Tips on How Best to Invest Your Money

Tips on How Best to Invest Your Money      

For the average investor, a good tip for investing your money is to invest across a number of different mutual funds with each asset allocation of a mutual fund being the key to investment success. Choosing the best asset allocation strategy is very important when picking the best mutual funds to invest in. Here we look at how best to allocate your money in mutual funds: stock funds vs. bond funds vs. money market funds. These three main categories of mutual funds offer investors the best investment portfolio that satisfies their individual financial objectives. The average investor could invest in all three types of mutual funds in order to meet their savings and investment needs at various stages of their life. A quick and easy way to establish which category of mutual fund suits your needs is to determine how long you wish to save/invest for. If you wish to save for one month to one year, we would recommend that you invest in a money market mutual fund. However, if you intend on saving for between one and three years, a bond fund would be most suitable for you. Finally, if you wish to save for longer than three years, then we recommend an equity or multi-asset fund.
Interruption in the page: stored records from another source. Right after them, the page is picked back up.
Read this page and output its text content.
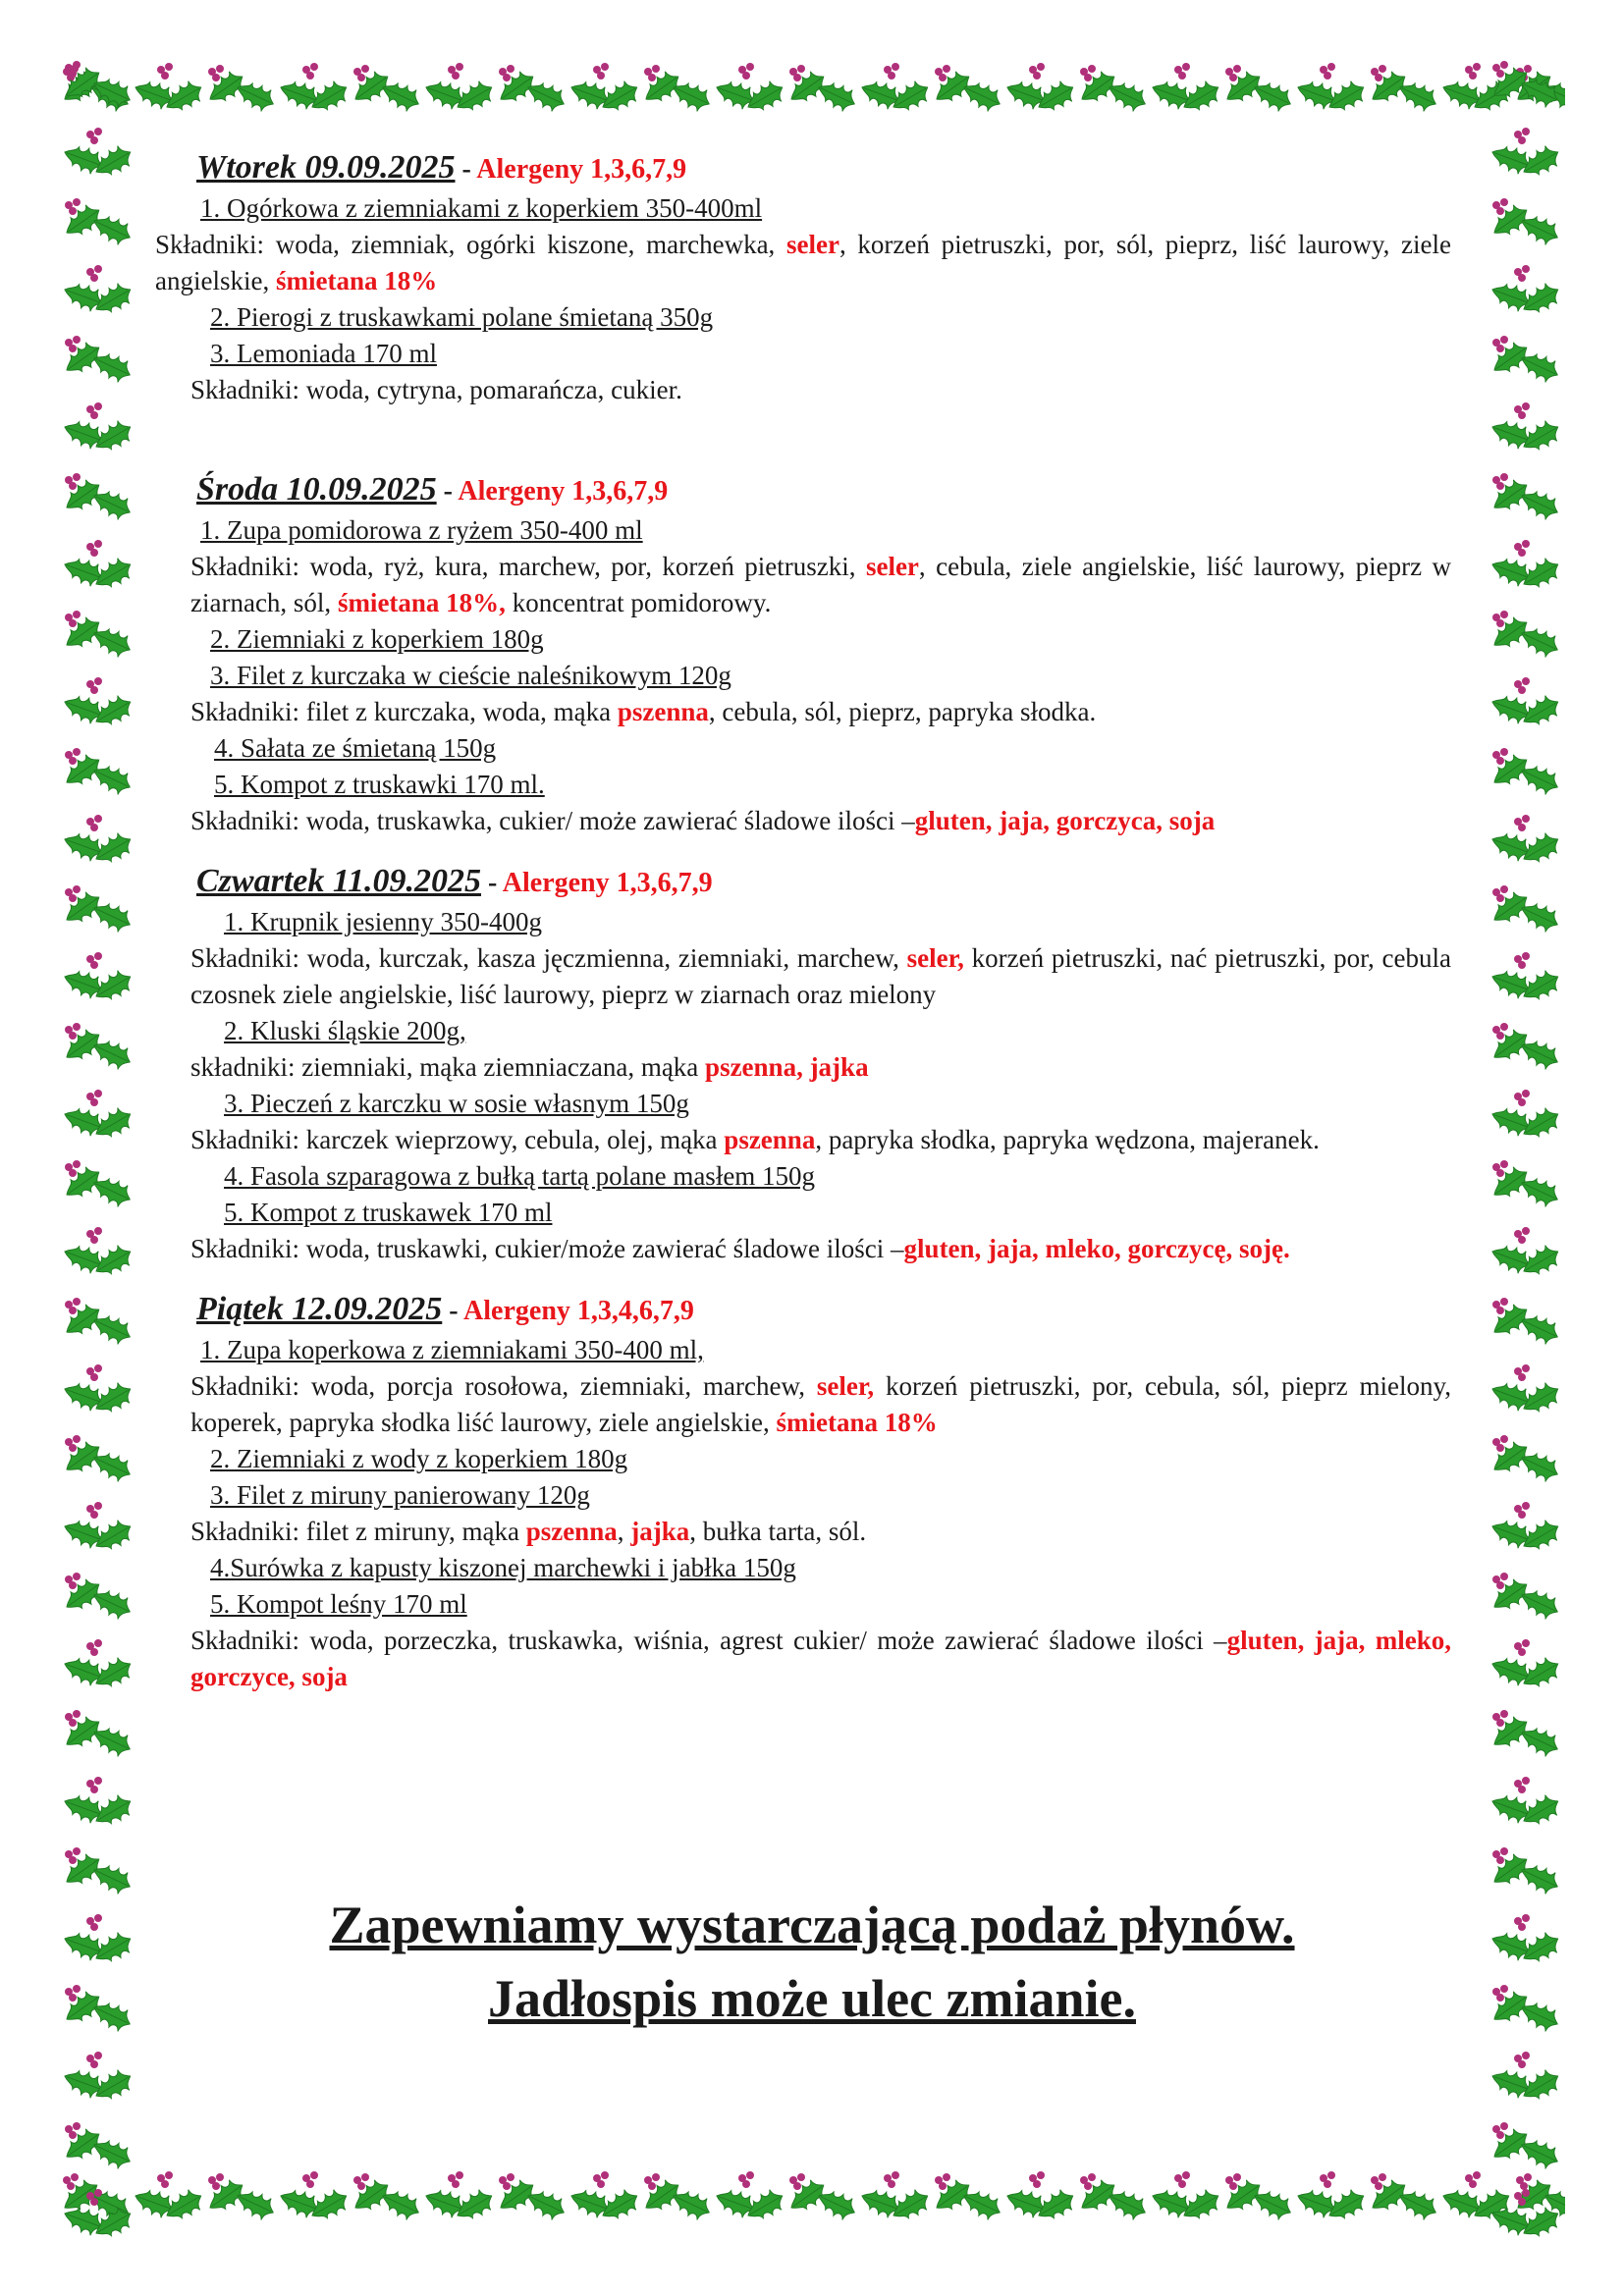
Wtorek 09.09.2025 - Alergeny 1,3,6,7,9
1. Ogórkowa z ziemniakami z koperkiem 350-400ml
Składniki: woda, ziemniak, ogórki kiszone, marchewka, seler, korzeń pietruszki, por, sól, pieprz, liść laurowy, ziele angielskie, śmietana 18%
2. Pierogi z truskawkami polane śmietaną 350g
3. Lemoniada 170 ml
Składniki: woda, cytryna, pomarańcza, cukier.
Środa 10.09.2025 - Alergeny 1,3,6,7,9
1. Zupa pomidorowa z ryżem 350-400 ml
Składniki: woda, ryż, kura, marchew, por, korzeń pietruszki, seler, cebula, ziele angielskie, liść laurowy, pieprz w ziarnach, sól, śmietana 18%, koncentrat pomidorowy.
2. Ziemniaki z koperkiem 180g
3. Filet z kurczaka w cieście naleśnikowym 120g
Składniki: filet z kurczaka, woda, mąka pszenna, cebula, sól, pieprz, papryka słodka.
4. Sałata ze śmietaną 150g
5. Kompot z truskawki 170 ml.
Składniki: woda, truskawka, cukier/ może zawierać śladowe ilości –gluten, jaja, gorczyca, soja
Czwartek 11.09.2025 - Alergeny 1,3,6,7,9
1. Krupnik jesienny 350-400g
Składniki: woda, kurczak, kasza jęczmienna, ziemniaki, marchew, seler, korzeń pietruszki, nać pietruszki, por, cebula czosnek ziele angielskie, liść laurowy, pieprz w ziarnach oraz mielony
2. Kluski śląskie 200g,
składniki: ziemniaki, mąka ziemniaczana, mąka pszenna, jajka
3. Pieczeń z karczku w sosie własnym 150g
Składniki: karczek wieprzowy, cebula, olej, mąka pszenna, papryka słodka, papryka wędzona, majeranek.
4. Fasola szparagowa z bułką tartą polane masłem 150g
5. Kompot z truskawek 170 ml
Składniki: woda, truskawki, cukier/może zawierać śladowe ilości –gluten, jaja, mleko, gorczycę, soję.
Piątek 12.09.2025 - Alergeny 1,3,4,6,7,9
1. Zupa koperkowa z ziemniakami 350-400 ml,
Składniki: woda, porcja rosołowa, ziemniaki, marchew, seler, korzeń pietruszki, por, cebula, sól, pieprz mielony, koperek, papryka słodka liść laurowy, ziele angielskie, śmietana 18%
2. Ziemniaki z wody z koperkiem 180g
3. Filet z miruny panierowany 120g
Składniki: filet z miruny, mąka pszenna, jajka, bułka tarta, sól.
4.Surówka z kapusty kiszonej marchewki i jabłka 150g
5. Kompot leśny 170 ml
Składniki: woda, porzeczka, truskawka, wiśnia, agrest cukier/ może zawierać śladowe ilości –gluten, jaja, mleko, gorczyce, soja
Zapewniamy wystarczającą podaż płynów.
Jadłospis może ulec zmianie.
Money market funds are by far the least risky of the three types of mutual funds and typically offers higher rates when compared to a standard savings account. However, like all investment funds, these funds are not risk free and are exposed to reinvestment risk. Given the maturity profile of money market funds (30 - 365 days), reinvestment risk is higher in a money market fund than in a bond fund. On the other hand, a money market fund benefits from a rising interest rate environment.